As ginjas já são, na altura, referidas nas terapias digestivas e diuréticas.
Propriedades nutricionais e medicinais do Fruto Ginja
As referências escritas às propriedades farmacológicas do fruto ginja na Antiguidade Clássica, mais não foi que a abertura de uma pequena “janela” aos interesses das recentes investigações científicas. Os componentes químicos do fruto ginja, muitos e diversificados, são a causa das inúmeras propriedades nutricionais e medicinais, bem como, de certa forma, a causa dos componentes sensoriais que o seu licor, genuíno, nos oferece. Desde o aparecimento da ginjeira (prunus cerasus), hoje denominada “cultivar galega”, e do seu fruto ginja – de grande valor nutricional e medicinal – até à produção do seu licor, ainda foram necessários muitos séculos e novas invenções. Destacamos duas matérias primas indispensáveis: o álcool e o açúcar.
O Alquimista, pintura setecentista de David Teniers the Young (álcool)
As grandes navegações e descobrimentos do Infante D. Henrique (açúcar)
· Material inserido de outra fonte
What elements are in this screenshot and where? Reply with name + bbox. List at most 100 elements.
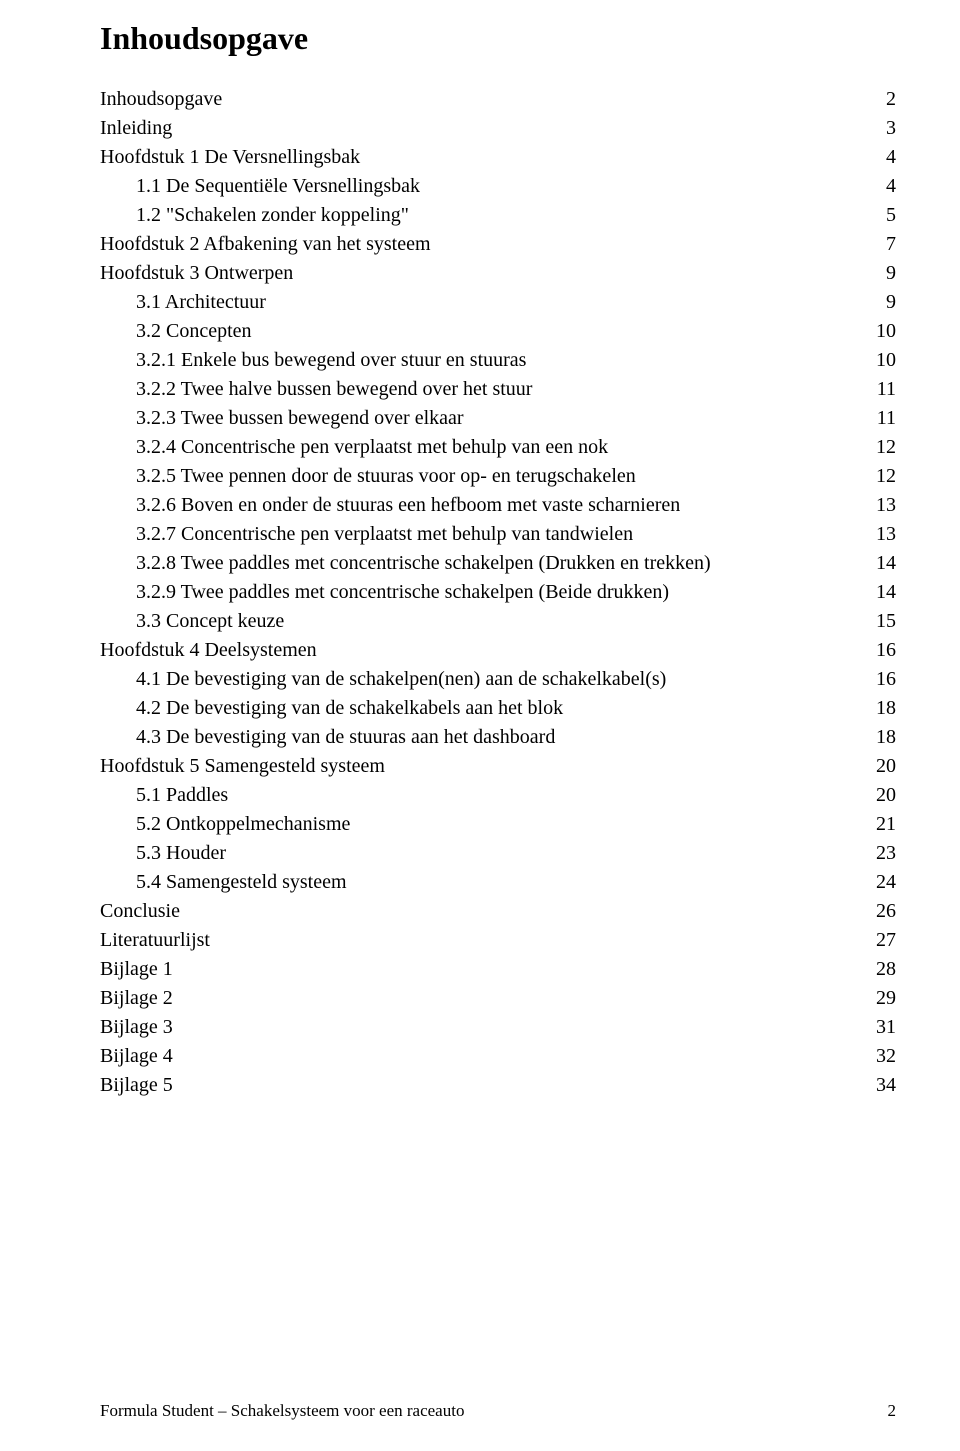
toc-row: Conclusie 26	[100, 897, 896, 926]
toc-entry-page: 7	[882, 230, 896, 259]
toc-row: 3.2.9 Twee paddles met concentrische sch…	[100, 578, 896, 607]
toc-row: Hoofdstuk 4 Deelsystemen 16	[100, 636, 896, 665]
toc-row: Inhoudsopgave 2	[100, 85, 896, 114]
toc-entry-label: Bijlage 3	[100, 1013, 177, 1042]
toc-entry-page: 18	[872, 723, 896, 752]
toc-entry-label: 3.2.5 Twee pennen door de stuuras voor o…	[136, 462, 640, 491]
toc-entry-page: 31	[872, 1013, 896, 1042]
toc-row: 4.2 De bevestiging van de schakelkabels …	[100, 694, 896, 723]
toc-entry-page: 11	[873, 404, 896, 433]
toc-row: 1.2 "Schakelen zonder koppeling" 5	[100, 201, 896, 230]
toc-entry-label: Bijlage 1	[100, 955, 177, 984]
toc-row: 1.1 De Sequentiële Versnellingsbak 4	[100, 172, 896, 201]
toc-entry-page: 3	[882, 114, 896, 143]
toc-entry-page: 4	[882, 172, 896, 201]
toc-entry-page: 23	[872, 839, 896, 868]
toc-entry-label: 1.2 "Schakelen zonder koppeling"	[136, 201, 413, 230]
toc-row: 3.2 Concepten10	[100, 317, 896, 346]
toc-entry-label: 3.2.6 Boven en onder de stuuras een hefb…	[136, 491, 684, 520]
toc-row: 3.2.1 Enkele bus bewegend over stuur en …	[100, 346, 896, 375]
toc-entry-label: 4.2 De bevestiging van de schakelkabels …	[136, 694, 567, 723]
toc-entry-page: 12	[872, 462, 896, 491]
toc-entry-page: 5	[882, 201, 896, 230]
toc-row: 3.2.8 Twee paddles met concentrische sch…	[100, 549, 896, 578]
toc-entry-label: 3.2.7 Concentrische pen verplaatst met b…	[136, 520, 637, 549]
toc-row: 3.2.2 Twee halve bussen bewegend over he…	[100, 375, 896, 404]
toc-row: Hoofdstuk 2 Afbakening van het systeem 7	[100, 230, 896, 259]
toc-row: Literatuurlijst 27	[100, 926, 896, 955]
toc-entry-page: 13	[872, 520, 896, 549]
toc-row: 3.2.5 Twee pennen door de stuuras voor o…	[100, 462, 896, 491]
toc-entry-label: 3.1 Architectuur	[136, 288, 270, 317]
toc-entry-page: 20	[872, 752, 896, 781]
toc-entry-page: 20	[872, 781, 896, 810]
toc-entry-page: 10	[872, 346, 896, 375]
toc-entry-page: 32	[872, 1042, 896, 1071]
toc-entry-label: 5.3 Houder	[136, 839, 230, 868]
toc-row: 4.3 De bevestiging van de stuuras aan he…	[100, 723, 896, 752]
toc-entry-label: 3.2 Concepten	[136, 317, 256, 346]
toc-entry-label: Hoofdstuk 3 Ontwerpen	[100, 259, 297, 288]
toc-entry-label: 5.1 Paddles	[136, 781, 232, 810]
toc-entry-label: Conclusie	[100, 897, 184, 926]
toc-entry-page: 14	[872, 549, 896, 578]
toc-entry-label: Literatuurlijst	[100, 926, 214, 955]
toc-entry-page: 16	[872, 665, 896, 694]
toc-entry-page: 29	[872, 984, 896, 1013]
toc-entry-label: Bijlage 5	[100, 1071, 177, 1100]
toc-entry-label: Hoofdstuk 1 De Versnellingsbak	[100, 143, 364, 172]
toc-entry-label: 4.1 De bevestiging van de schakelpen(nen…	[136, 665, 670, 694]
toc-row: 5.4 Samengesteld systeem 24	[100, 868, 896, 897]
footer-left: Formula Student – Schakelsysteem voor ee…	[100, 1401, 464, 1421]
toc-entry-label: Hoofdstuk 2 Afbakening van het systeem	[100, 230, 435, 259]
toc-entry-page: 2	[882, 85, 896, 114]
toc-entry-page: 14	[872, 578, 896, 607]
toc-row: 4.1 De bevestiging van de schakelpen(nen…	[100, 665, 896, 694]
toc-entry-label: Hoofdstuk 4 Deelsystemen	[100, 636, 321, 665]
toc-row: Bijlage 1 28	[100, 955, 896, 984]
toc-entry-page: 26	[872, 897, 896, 926]
toc-entry-label: Hoofdstuk 5 Samengesteld systeem	[100, 752, 389, 781]
toc-entry-label: 5.4 Samengesteld systeem	[136, 868, 351, 897]
toc-row: 3.2.3 Twee bussen bewegend over elkaar11	[100, 404, 896, 433]
toc-entry-label: 4.3 De bevestiging van de stuuras aan he…	[136, 723, 559, 752]
toc-entry-label: Inhoudsopgave	[100, 85, 226, 114]
toc-entry-page: 4	[882, 143, 896, 172]
toc-row: 5.3 Houder 23	[100, 839, 896, 868]
toc-row: 3.2.4 Concentrische pen verplaatst met b…	[100, 433, 896, 462]
toc-entry-label: 3.2.1 Enkele bus bewegend over stuur en …	[136, 346, 530, 375]
toc-entry-page: 13	[872, 491, 896, 520]
toc-row: 5.2 Ontkoppelmechanisme 21	[100, 810, 896, 839]
toc-entry-label: 3.2.8 Twee paddles met concentrische sch…	[136, 549, 715, 578]
toc-row: 3.2.7 Concentrische pen verplaatst met b…	[100, 520, 896, 549]
toc-row: 3.1 Architectuur 9	[100, 288, 896, 317]
page-title: Inhoudsopgave	[100, 20, 896, 57]
toc-row: Bijlage 4 32	[100, 1042, 896, 1071]
toc-entry-page: 9	[882, 288, 896, 317]
toc-row: Hoofdstuk 3 Ontwerpen9	[100, 259, 896, 288]
toc-row: 5.1 Paddles 20	[100, 781, 896, 810]
footer: Formula Student – Schakelsysteem voor ee…	[100, 1401, 896, 1421]
toc-entry-page: 11	[873, 375, 896, 404]
toc-entry-page: 16	[872, 636, 896, 665]
toc-row: Hoofdstuk 5 Samengesteld systeem 20	[100, 752, 896, 781]
toc-row: Bijlage 3 31	[100, 1013, 896, 1042]
toc-entry-label: 3.3 Concept keuze	[136, 607, 288, 636]
toc-entry-label: 3.2.2 Twee halve bussen bewegend over he…	[136, 375, 536, 404]
toc-entry-label: Bijlage 2	[100, 984, 177, 1013]
toc-entry-label: Bijlage 4	[100, 1042, 177, 1071]
toc-list: Inhoudsopgave 2 Inleiding 3 Hoofdstuk 1 De V…	[100, 85, 896, 1100]
toc-entry-page: 28	[872, 955, 896, 984]
toc-entry-label: 3.2.9 Twee paddles met concentrische sch…	[136, 578, 673, 607]
toc-entry-page: 21	[872, 810, 896, 839]
toc-entry-page: 27	[872, 926, 896, 955]
toc-entry-label: 1.1 De Sequentiële Versnellingsbak	[136, 172, 424, 201]
toc-entry-page: 24	[872, 868, 896, 897]
toc-entry-label: Inleiding	[100, 114, 176, 143]
toc-entry-page: 15	[872, 607, 896, 636]
toc-entry-label: 3.2.4 Concentrische pen verplaatst met b…	[136, 433, 612, 462]
toc-row: Bijlage 534	[100, 1071, 896, 1100]
toc-row: 3.2.6 Boven en onder de stuuras een hefb…	[100, 491, 896, 520]
page: Inhoudsopgave Inhoudsopgave 2 Inleiding 3 Ho…	[0, 0, 960, 1451]
toc-entry-label: 5.2 Ontkoppelmechanisme	[136, 810, 354, 839]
A queda do Império Romano e o fim do desenvolvimento
A queda do Império Romano no Ocidente, deu lugar aos reinos bárbaros e à longa Idade Média, envolvida num obscurantismo religioso, económico e social que pôs termo a todas inovações. Durante esse longo período, os costumes e tradições herdados da cultura greco-latina deram lugar à prevalência do pensamento centrado na fé. O teocentrismo sobrepôs-se ao antropocentrismo. A cultura “greco-romana” e, entre muitas ciências, os remédios (xaropes) dos médicos gregos e licores (elixires afrodisíacos) dos alquimistas da Antiguidade Clássica ficaram, por muitos séculos, no profundo isolamento e no silêncio das “boticas” graníticas e escuras dos mosteiros e abadias.
Licores emergem com mais “espírito” (aguardente) nos xaropes medicinais
Monges e abades boticários medievais, de ordens religiosas endinheiradas, nomeadamente italianas, que possuíam os caríssimos açúcares, começaram a macerar frutos, plantas e raízes, em aguardentes e açúcar, para fins medicinais. Alguns destes boticários, sem conhecimentos científicos, mas para o seu belo prazer, aumentavam a quantidade de aguardente aos xaropes. O efeito destes “elixires” (alcoolémia) era interpretado, como “espírito”. É com este acontecimento que emergem, de forma muito rudimentar, os primeiros licores e a denominação, até aos nossos dias, de “bebidas espirituosas”.
Com o Renascimento os licores tornam-se laicos e nobres
Florença, no séc. XIV, transforma-se num centro comercial e cultural da Europa. Com as rotas comerciais, recebe influências de novas culturas orientais, ao nível das artes, filosofia e ciência, e, ainda, com as influências dos filósofos iluministas, esta síntese, do simples ao complexo, surge uma “revolução”, denominada “RENASCIMENTO “. Foi o renascer da Antiguidade Clássica (greco-romana). O brilhante florescimento cultural e científico renascentista originou sentimentos de otimismo, despertando no Homem, o interesse pelo “NOVO”, incentivando o espírito de pesquisa e experiência. É com a racionalidade individual que a pesquisa acontece, desenvolvendo o Homem e tudo que o envolve. Com a renascença, os licores, rudimentares e com “espírito”, romperam os fortes e graníticos mosteiros das ordens religiosas e laicizaram-se evoluindo, com a nobreza endinheirada.